Buna göre, 5015 sayılı Kanun’un 8. maddesinin ikinci fıkrasının (a) bendinde yer alan, bayisi olduğu dağıtıcı haricinde diğer dağıtıcı ve onların bayilerinden akaryakıt ikmali yapılmaması yükümlülüğünün ihlâli hâlinde … Mahkemesi’nin verdiği iptal kararının yürürlüğe girdiği tarihten sonra yeni bir yasal düzenleme yapılmayarak bayiler için cezasızlık durumu gerçekleşmiş olup görülmekte olan bu davada lehe olan bu durumun hukuk devleti ilkesi gereği davacıya da aynen uygulanması gerekir.

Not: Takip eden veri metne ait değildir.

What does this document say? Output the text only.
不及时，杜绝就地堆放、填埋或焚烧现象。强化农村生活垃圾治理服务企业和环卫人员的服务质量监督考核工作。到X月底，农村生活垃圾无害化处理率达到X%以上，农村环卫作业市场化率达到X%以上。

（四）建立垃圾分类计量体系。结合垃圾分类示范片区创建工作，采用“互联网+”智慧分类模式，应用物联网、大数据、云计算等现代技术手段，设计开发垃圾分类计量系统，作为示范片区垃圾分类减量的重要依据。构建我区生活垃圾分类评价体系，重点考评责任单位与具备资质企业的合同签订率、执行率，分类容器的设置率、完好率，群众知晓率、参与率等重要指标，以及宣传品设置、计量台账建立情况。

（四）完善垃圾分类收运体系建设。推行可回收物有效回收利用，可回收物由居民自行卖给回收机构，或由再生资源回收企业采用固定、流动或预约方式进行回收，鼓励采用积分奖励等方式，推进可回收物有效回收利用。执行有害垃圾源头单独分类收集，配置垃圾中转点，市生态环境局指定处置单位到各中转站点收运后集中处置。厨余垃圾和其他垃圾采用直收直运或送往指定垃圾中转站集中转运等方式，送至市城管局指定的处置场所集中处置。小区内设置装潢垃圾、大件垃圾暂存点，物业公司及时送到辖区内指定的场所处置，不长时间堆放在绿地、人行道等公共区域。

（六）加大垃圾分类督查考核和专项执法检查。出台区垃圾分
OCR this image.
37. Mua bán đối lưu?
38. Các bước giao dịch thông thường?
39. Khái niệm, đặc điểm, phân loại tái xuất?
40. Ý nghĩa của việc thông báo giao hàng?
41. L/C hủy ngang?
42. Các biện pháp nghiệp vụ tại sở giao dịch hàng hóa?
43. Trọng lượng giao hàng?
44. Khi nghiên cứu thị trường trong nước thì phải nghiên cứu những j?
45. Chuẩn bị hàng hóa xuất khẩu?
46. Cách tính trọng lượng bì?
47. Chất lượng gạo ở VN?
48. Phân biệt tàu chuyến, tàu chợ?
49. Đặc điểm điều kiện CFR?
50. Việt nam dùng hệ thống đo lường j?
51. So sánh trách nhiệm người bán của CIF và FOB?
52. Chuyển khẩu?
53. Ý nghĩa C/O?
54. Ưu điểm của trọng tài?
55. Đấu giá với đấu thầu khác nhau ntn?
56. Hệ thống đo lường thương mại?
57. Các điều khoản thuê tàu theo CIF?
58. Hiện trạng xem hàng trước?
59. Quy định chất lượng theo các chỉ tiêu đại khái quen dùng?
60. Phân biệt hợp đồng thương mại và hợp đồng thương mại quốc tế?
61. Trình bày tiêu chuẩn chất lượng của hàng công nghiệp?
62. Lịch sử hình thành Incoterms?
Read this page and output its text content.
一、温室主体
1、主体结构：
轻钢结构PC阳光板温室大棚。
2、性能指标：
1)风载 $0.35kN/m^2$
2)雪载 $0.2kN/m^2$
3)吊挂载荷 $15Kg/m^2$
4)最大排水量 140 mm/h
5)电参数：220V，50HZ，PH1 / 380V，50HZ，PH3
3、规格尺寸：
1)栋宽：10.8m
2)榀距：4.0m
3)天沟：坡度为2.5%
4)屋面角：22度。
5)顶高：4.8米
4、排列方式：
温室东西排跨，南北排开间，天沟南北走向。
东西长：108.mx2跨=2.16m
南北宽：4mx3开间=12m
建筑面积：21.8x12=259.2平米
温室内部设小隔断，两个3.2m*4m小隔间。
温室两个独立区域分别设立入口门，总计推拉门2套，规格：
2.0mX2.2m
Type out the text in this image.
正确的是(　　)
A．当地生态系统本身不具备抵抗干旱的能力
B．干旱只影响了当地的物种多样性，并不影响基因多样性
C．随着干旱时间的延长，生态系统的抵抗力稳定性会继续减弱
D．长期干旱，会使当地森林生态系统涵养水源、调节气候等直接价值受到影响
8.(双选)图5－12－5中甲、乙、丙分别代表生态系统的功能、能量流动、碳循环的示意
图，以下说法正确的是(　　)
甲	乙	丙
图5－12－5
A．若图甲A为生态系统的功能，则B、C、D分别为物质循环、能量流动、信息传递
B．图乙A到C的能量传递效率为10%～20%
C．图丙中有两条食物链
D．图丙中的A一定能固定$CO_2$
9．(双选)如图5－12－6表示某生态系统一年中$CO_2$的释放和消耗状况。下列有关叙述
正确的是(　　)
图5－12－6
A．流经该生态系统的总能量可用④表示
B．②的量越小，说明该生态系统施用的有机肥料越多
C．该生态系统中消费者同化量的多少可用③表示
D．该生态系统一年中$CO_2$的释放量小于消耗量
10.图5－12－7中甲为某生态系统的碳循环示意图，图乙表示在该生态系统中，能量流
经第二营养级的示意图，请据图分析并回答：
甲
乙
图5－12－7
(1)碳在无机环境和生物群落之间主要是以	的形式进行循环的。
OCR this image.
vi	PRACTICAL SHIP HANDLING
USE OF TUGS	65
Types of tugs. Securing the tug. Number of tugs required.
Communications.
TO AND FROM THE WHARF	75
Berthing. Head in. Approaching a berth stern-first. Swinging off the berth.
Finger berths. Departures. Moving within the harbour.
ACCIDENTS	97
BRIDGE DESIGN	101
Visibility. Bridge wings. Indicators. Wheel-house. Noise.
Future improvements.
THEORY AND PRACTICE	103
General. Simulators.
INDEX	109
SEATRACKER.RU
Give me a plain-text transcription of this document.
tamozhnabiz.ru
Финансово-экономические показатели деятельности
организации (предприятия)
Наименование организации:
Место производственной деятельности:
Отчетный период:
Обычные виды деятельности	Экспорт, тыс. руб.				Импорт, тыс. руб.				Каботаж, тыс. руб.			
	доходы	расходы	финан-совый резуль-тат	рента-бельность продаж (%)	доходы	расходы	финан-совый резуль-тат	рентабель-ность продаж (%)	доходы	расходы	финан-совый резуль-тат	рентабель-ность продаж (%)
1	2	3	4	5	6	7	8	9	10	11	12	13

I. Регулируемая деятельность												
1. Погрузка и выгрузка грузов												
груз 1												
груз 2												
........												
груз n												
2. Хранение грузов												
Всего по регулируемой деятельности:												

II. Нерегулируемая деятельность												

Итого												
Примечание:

Bu itibarla, … Mahkemesi’nce, 5015 sayılı Petrol Piyasası Kanunu’nun, 28/03/2013 tarih ve 6455 sayılı Kanun’un 44. maddesiyle değiştirilen 19. maddesinin ikinci fıkrasının (c) bendinin; “Aşağıdaki hâllerde, sorumlulara … Türk Lirası idarî para cezası verilir:” bölümünün, 5015 sayılı Kanun’un 8. maddesinin ikinci fıkrasının (a) bendi yönünden iptal edilmesi ve kanun koyucu tarafından uygulanacak yaptırım konusunda iptal kararında verilen dokuz aylık süre içerisinde herhangi bir yasal düzenleme yapılmaması karşısında, bu bendi ihlâl eden bayiler için cezasızlık durumu gerçekleştiğinden lehe olan bu hukukî durumdan davacının da yararlandırılması gerekmekte olup dava konusu işlemin iptali oyu ile karara katılmıyorum.